The Stanford Letter Project encourages people to, while they are still healthy, reflect on the “important relationships they have cultivated” over the years.
“Sadly, almost everyone forgets to do this or postpones it until it is too late,” it reads on the Stanford Letter Project’s site. “Thus, they never have an opportunity to express the deep love, gratitude, and commitment they feel towards their friends and family.”
The template advises people to complete seven vital life review tasks within their letter: acknowledge the important people in your life, remember treasured moments, apologise to those you may have hurt, and forgive those who have hurt you.
Most importantly, it reminds us to say “thank you,” “I love you” and “goodbye.”
Writing a final goodbye letter when you are happy and healthy may seem strange, morbid, even.
However, if you put it off until it’s too late, you risk leaving your loved ones with a plethora of unanswered questions.
It is for this reason that Periyakoil has created two letter templates; one for people who are battling an ongoing illness, and one for people who are in good health.
“I recommend that people write only the parts that they feel comfortable with,” she advises, adding that it takes “tremendous courage” to write a life review letter.
Once your letter is complete, she adds, you can store it in a safe place to be given to your family and friends in the future. Or, if you prefer, you can use it as a living legacy document and update it over time.
While many have responded positively to the Stanford Letter Project, others have claimed that it promotes an attitude of “too little, too late”.
Instead, they advise that you speak up about your feelings with those you care for - and feel free to express your emotions on a regular basis.
Or as one reader commented on the project: “Why write a letter when you're still here and can SAY all these things to those you love?”
However, while some people find it easy to open up, it is worth remembering that many others – particularly those from older generations – find it difficult to say what they really feel.
So much so that, in Bonnie Ware’s The Top Five Regrets of the Dying, the palliative nurse revealed that one of the biggest regrets experienced by her patients was that they hadn’t found the courage to express their feelings.

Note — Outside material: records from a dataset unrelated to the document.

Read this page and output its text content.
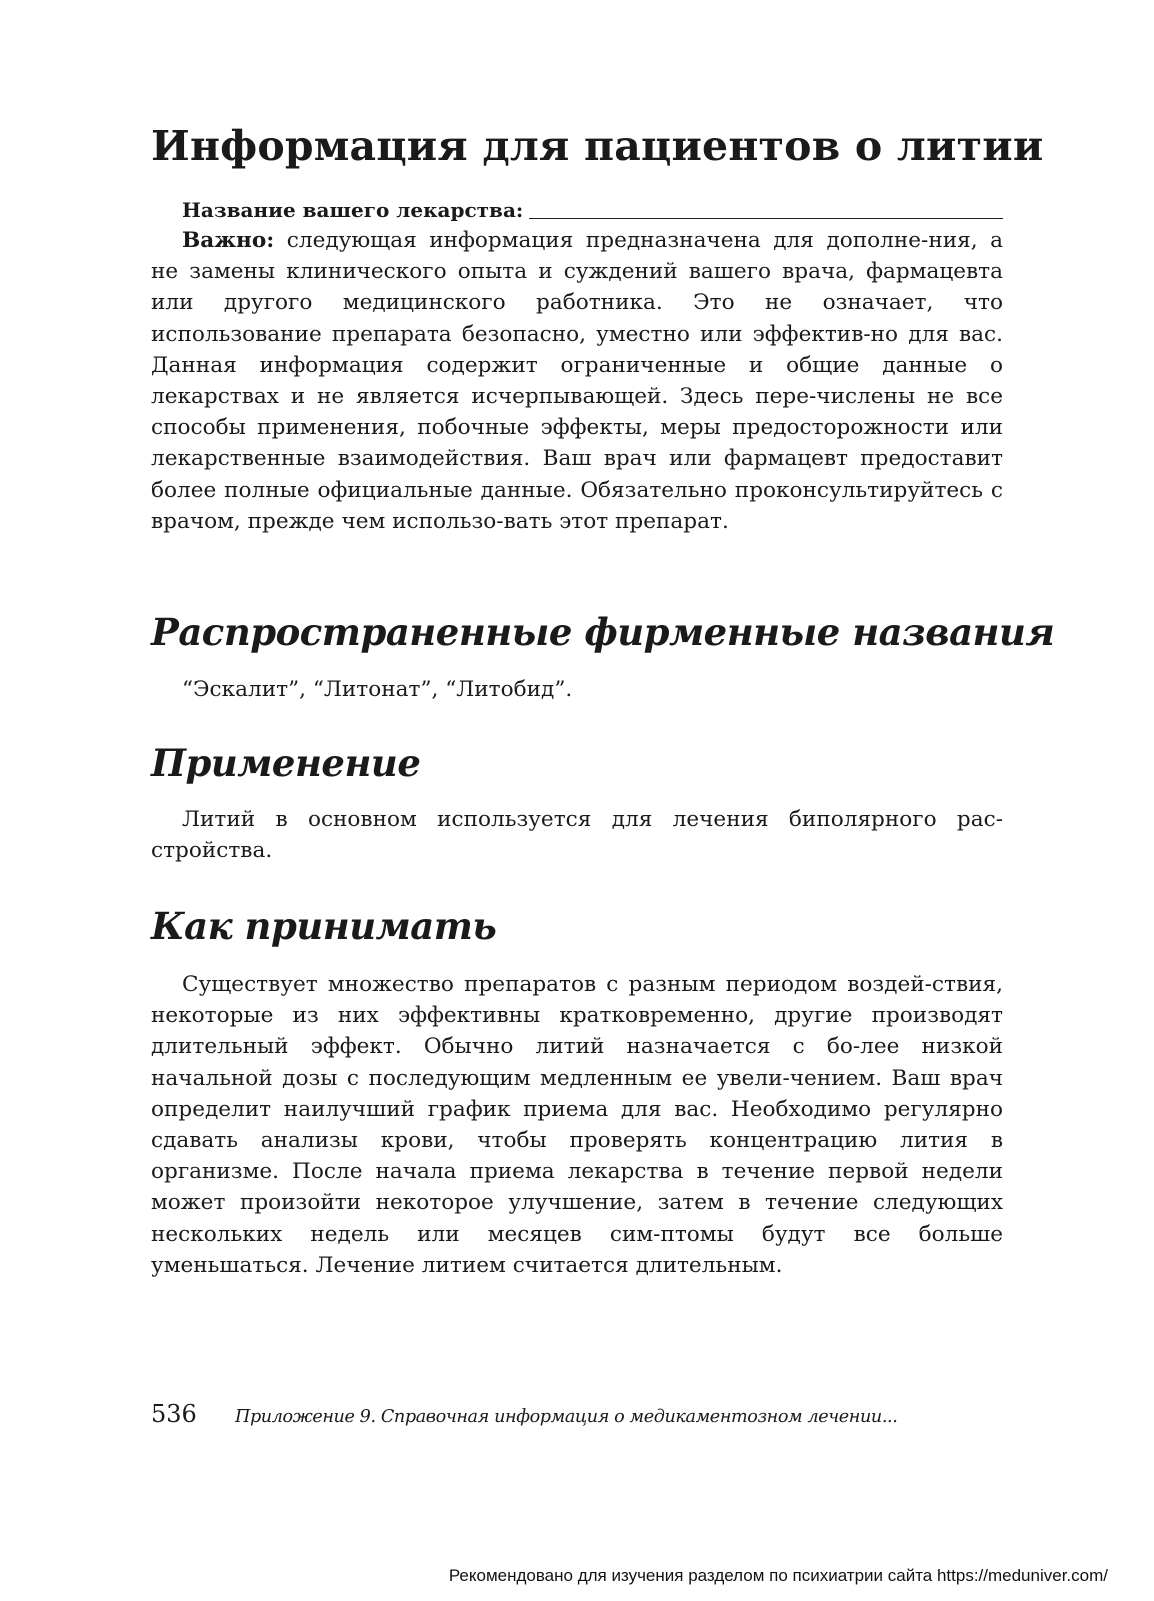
Информация для пациентов о литии
Название вашего лекарства:

Важно: следующая информация предназначена для дополне-ния, а не замены клинического опыта и суждений вашего врача, фармацевта или другого медицинского работника. Это не означает, что использование препарата безопасно, уместно или эффектив-но для вас. Данная информация содержит ограниченные и общие данные о лекарствах и не является исчерпывающей. Здесь пере-числены не все способы применения, побочные эффекты, меры предосторожности или лекарственные взаимодействия. Ваш врач или фармацевт предоставит более полные официальные данные. Обязательно проконсультируйтесь с врачом, прежде чем использо-вать этот препарат.

Распространенные фирменные названия

“Эскалит”, “Литонат”, “Литобид”.

Применение

Литий в основном используется для лечения биполярного рас-стройства.

Как принимать

Существует множество препаратов с разным периодом воздей-ствия, некоторые из них эффективны кратковременно, другие производят длительный эффект. Обычно литий назначается с бо-лее низкой начальной дозы с последующим медленным ее увели-чением. Ваш врач определит наилучший график приема для вас. Необходимо регулярно сдавать анализы крови, чтобы проверять концентрацию лития в организме. После начала приема лекарства в течение первой недели может произойти некоторое улучшение, затем в течение следующих нескольких недель или месяцев сим-птомы будут все больше уменьшаться. Лечение литием считается длительным.

536	Приложение 9. Справочная информация о медикаментозном лечении...
Рекомендовано для изучения разделом по психиатрии сайта https://meduniver.com/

She explained: "Many people suppressed their feelings in order to keep peace with others. As a result, they settled for a mediocre existence and never became who they were truly capable of becoming.”
Others, she said, regretted that they had failed to “realise the full benefits of old friends until their dying weeks… [and] there were many deep regrets about not giving friendships the time and effort they deserved.”
Perhaps, for people who find it hard to express themselves on a daily basis, the letter project is perfect.
And, for others, it is worth remembering that the letter is not for you - not really.
It is, rather, a way to comfort those people who loved you best - and whose lives were rocked by your passing.